Essa sensação atribui ao cigarro a capacidade de oferecer ao fumante um momento de relaxamento. Desse modo, ele se torna a alternativa mais imediata para escapar de emoções desagradáveis. “É mais fácil ter as emoções negativas ‘anestesiadas‘ enquanto fuma do que ter que lidar com a realidade delas e suas causas, pois isso pode gerar algum tipo de sofrimento psíquico”, explica a psicóloga.

Nesse contexto, o tabagismo funciona como “auto-medicação” e contribui para a formação de um ciclo vicioso, uma vez que o problema que causa a emoção negativa não está sendo resolvido, apenas disfarçado.

É possível perceber que o cigarro surge em distintas situações, boas e ruins, e o fumante cria um vínculo com ele, passando a enxergá-lo como algo familiar e confortável. Essas atribuições podem variar de acordo com o contexto, experiência e história de vida de cada pessoa.

No fim das contas, o prazer de fumar vai sendo relacionado a situações do dia a dia e o fumante passa a fazer associações. É muito comum acender um cigarro em uma mesa de bar ou ao beber um café, por exemplo. O hábito de fumar é uma associação entre a dependência física e o comportamento do fumante, sendo possível até observar situações que se tornam gatilhos. 

Dentre as motivações psicológicas, Beatriz destaca que, apesar de não ser uma regra geral, são comuns a percepção de isolamento social, sentimentos constantes de tristeza, desânimo e experiências estressantes frequentes, assim como a ansiedade e a impulsividade. O cigarro torna-se a válvula de escape para a vivência de situações desagradáveis, tornando-as mais toleráveis.

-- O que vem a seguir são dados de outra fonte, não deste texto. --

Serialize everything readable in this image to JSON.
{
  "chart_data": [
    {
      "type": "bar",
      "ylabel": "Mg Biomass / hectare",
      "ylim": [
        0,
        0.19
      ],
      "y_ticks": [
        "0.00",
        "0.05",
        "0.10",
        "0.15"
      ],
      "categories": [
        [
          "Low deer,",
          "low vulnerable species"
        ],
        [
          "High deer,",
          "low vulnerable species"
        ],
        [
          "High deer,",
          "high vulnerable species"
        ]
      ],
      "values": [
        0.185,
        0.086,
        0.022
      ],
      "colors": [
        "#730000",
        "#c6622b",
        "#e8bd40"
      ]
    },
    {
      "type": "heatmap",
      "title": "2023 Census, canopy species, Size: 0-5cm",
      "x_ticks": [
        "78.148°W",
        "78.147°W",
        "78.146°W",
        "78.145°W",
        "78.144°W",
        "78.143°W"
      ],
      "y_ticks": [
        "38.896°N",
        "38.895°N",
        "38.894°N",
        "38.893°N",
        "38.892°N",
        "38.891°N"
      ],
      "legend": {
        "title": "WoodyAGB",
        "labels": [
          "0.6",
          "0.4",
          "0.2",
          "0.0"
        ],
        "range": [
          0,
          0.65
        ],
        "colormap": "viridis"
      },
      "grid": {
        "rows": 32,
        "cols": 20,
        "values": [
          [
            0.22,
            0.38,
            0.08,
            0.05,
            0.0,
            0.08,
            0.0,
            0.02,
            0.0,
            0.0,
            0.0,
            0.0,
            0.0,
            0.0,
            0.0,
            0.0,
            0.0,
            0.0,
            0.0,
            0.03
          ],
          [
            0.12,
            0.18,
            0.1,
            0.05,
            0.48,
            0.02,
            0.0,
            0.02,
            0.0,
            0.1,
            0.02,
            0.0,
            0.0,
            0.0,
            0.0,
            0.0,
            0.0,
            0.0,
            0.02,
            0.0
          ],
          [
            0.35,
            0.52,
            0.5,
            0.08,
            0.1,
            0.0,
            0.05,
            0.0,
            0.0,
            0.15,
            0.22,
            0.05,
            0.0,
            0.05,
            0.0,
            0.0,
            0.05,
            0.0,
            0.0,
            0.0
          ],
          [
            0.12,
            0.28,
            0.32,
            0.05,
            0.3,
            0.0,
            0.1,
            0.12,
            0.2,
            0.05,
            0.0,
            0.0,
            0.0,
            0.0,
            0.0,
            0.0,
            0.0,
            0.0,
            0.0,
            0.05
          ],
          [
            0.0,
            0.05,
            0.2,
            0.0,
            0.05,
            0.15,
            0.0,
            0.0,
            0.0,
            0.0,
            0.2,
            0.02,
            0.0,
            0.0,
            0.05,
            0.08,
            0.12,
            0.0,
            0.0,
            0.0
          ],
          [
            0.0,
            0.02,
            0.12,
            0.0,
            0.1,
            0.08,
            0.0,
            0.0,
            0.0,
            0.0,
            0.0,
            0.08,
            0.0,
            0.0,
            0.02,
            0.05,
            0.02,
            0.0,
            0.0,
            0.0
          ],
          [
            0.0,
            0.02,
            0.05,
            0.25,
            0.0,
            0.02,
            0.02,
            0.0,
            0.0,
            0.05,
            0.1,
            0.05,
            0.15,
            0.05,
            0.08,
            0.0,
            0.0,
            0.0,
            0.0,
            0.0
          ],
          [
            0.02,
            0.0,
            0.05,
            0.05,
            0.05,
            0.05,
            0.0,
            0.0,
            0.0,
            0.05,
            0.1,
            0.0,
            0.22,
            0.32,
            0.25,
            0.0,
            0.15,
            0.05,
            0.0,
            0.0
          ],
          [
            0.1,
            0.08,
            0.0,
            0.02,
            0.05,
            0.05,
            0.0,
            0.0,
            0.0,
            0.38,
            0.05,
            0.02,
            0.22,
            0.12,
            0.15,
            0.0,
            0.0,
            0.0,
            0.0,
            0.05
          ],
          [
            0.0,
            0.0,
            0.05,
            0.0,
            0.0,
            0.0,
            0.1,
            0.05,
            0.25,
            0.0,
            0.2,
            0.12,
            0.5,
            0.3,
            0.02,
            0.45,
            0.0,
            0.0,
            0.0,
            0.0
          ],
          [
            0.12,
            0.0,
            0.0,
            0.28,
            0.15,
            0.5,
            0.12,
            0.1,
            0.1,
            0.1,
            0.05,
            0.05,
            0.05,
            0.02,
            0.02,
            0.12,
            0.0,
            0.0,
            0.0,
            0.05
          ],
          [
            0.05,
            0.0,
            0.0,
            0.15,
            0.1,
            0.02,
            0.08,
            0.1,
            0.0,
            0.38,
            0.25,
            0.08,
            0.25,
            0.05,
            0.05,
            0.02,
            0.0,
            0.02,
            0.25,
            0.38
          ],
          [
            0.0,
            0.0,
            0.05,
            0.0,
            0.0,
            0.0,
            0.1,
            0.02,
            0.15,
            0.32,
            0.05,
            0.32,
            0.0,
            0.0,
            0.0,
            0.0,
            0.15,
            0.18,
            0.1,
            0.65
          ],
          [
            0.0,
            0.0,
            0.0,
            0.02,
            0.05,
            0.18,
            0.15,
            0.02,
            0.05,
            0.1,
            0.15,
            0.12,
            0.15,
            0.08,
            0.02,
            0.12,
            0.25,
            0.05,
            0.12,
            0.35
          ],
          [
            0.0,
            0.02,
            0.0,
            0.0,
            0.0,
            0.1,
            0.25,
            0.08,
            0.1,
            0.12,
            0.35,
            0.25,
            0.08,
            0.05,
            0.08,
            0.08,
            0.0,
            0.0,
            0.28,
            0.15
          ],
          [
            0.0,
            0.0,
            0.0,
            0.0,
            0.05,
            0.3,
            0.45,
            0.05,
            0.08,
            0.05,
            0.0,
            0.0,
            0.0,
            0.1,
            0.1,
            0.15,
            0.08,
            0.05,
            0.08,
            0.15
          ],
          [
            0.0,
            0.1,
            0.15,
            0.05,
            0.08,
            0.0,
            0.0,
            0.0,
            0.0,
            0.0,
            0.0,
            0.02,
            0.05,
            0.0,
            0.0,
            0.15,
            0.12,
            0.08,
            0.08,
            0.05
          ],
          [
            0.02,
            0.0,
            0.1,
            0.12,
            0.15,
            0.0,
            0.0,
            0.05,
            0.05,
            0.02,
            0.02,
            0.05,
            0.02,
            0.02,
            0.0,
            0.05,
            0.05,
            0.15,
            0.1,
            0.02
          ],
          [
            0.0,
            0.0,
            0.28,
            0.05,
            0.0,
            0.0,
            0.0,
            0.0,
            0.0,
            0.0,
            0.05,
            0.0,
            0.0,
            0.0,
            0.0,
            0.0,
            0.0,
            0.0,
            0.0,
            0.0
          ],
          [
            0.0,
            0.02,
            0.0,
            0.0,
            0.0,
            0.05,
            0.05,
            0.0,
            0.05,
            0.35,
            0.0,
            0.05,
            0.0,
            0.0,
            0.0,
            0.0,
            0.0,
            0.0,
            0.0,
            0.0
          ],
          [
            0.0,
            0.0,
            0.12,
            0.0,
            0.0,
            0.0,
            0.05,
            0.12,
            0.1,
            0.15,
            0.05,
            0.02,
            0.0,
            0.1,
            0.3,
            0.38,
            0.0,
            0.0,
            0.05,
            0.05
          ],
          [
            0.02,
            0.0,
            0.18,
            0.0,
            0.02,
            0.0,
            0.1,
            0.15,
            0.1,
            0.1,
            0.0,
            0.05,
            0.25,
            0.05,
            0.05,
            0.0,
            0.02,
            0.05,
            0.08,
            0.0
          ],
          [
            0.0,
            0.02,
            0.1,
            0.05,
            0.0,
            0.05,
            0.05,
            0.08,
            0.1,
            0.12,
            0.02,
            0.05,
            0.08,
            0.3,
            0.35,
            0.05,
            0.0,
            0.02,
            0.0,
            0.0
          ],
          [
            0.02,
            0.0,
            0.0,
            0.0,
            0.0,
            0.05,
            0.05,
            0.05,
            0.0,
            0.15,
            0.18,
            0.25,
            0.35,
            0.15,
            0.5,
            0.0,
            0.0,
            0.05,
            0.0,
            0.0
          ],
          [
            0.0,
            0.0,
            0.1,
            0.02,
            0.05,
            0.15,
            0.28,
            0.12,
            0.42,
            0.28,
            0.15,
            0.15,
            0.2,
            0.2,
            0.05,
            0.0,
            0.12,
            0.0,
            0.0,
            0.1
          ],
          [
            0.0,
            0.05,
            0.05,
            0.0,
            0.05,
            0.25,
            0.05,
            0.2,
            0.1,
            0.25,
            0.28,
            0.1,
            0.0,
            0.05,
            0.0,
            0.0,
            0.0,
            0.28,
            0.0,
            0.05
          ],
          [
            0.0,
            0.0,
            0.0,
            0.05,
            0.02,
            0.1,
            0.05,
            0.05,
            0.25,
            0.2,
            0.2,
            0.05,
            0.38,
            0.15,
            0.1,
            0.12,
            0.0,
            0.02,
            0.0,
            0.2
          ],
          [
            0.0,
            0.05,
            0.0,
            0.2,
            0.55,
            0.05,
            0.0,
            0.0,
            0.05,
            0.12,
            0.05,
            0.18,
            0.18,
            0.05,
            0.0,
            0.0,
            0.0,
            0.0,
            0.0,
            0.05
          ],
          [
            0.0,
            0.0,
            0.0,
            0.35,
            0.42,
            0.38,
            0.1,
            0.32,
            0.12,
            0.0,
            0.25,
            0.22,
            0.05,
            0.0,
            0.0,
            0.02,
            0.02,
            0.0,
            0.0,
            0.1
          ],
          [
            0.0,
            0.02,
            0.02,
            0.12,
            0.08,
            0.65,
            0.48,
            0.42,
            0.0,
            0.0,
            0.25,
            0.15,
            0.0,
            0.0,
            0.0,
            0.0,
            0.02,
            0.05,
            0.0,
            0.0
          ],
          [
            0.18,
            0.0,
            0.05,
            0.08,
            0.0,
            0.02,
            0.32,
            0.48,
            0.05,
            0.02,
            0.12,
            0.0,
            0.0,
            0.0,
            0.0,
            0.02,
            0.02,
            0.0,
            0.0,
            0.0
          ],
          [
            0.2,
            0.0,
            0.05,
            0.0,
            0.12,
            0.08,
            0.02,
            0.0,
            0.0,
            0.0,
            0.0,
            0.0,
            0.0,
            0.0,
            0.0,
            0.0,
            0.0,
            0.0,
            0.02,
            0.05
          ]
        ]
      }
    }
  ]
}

A psicóloga destaca ainda que estudos mostram que os fumantes apresentam índices consideráveis de ansiedade e depressão, e usam o cigarro como estratégia de fuga dessas emoções. Ainda segundo as pesquisas, existe uma relação entre a existência de algum transtorno mental prévio e o tabagismo, especialmente os de ansiedade e de humor, por exemplo.

Aprendendo a dizer adeus

Para o tratamento, Beatriz afirma que é importante que o profissional de saúde conheça o cotidiano do paciente, seu contexto de vida, seu relacionamento social, a existência dos problemas físicos e psicológicos e o impacto do tabagismo no dia a dia. Desse modo, será possível identificar quais são os aspectos que o indivíduo tem e que fortalecem cada vez mais sua dependência ao cigarro.

“É interessante que o profissional de saúde trabalhe em conjunto com o fumante, para compreender o significado que ele atribui ao cigarro e busque estratégias, como habilidades comportamentais alternativas, para lidar com as situações rotineiramente desconfortáveis de modo menos danoso para sua saúde”, completa a psicóloga.

Tratamento pelo SUS – O Ministério da Saúde promove programas de acompanhamento de fumantes, com orientações sobre o uso do cigarro e suas consequências, métodos para cessação do tabagismo e para lidar com os sintomas de abstinência, além de apoio entre os participantes.

O programa dura seis meses, sendo realizadas reuniões semanais no primeiro mês, quinzenais no segundo mês e mensais do terceiro ao sexto mês. Beatriz conta que no hospital onde atua esse grupo está em atividade há quinze anos e é conduzido por profissionais do serviço social, enfermagem e psicologia, que podem oferecer uma assistência interdisciplinar.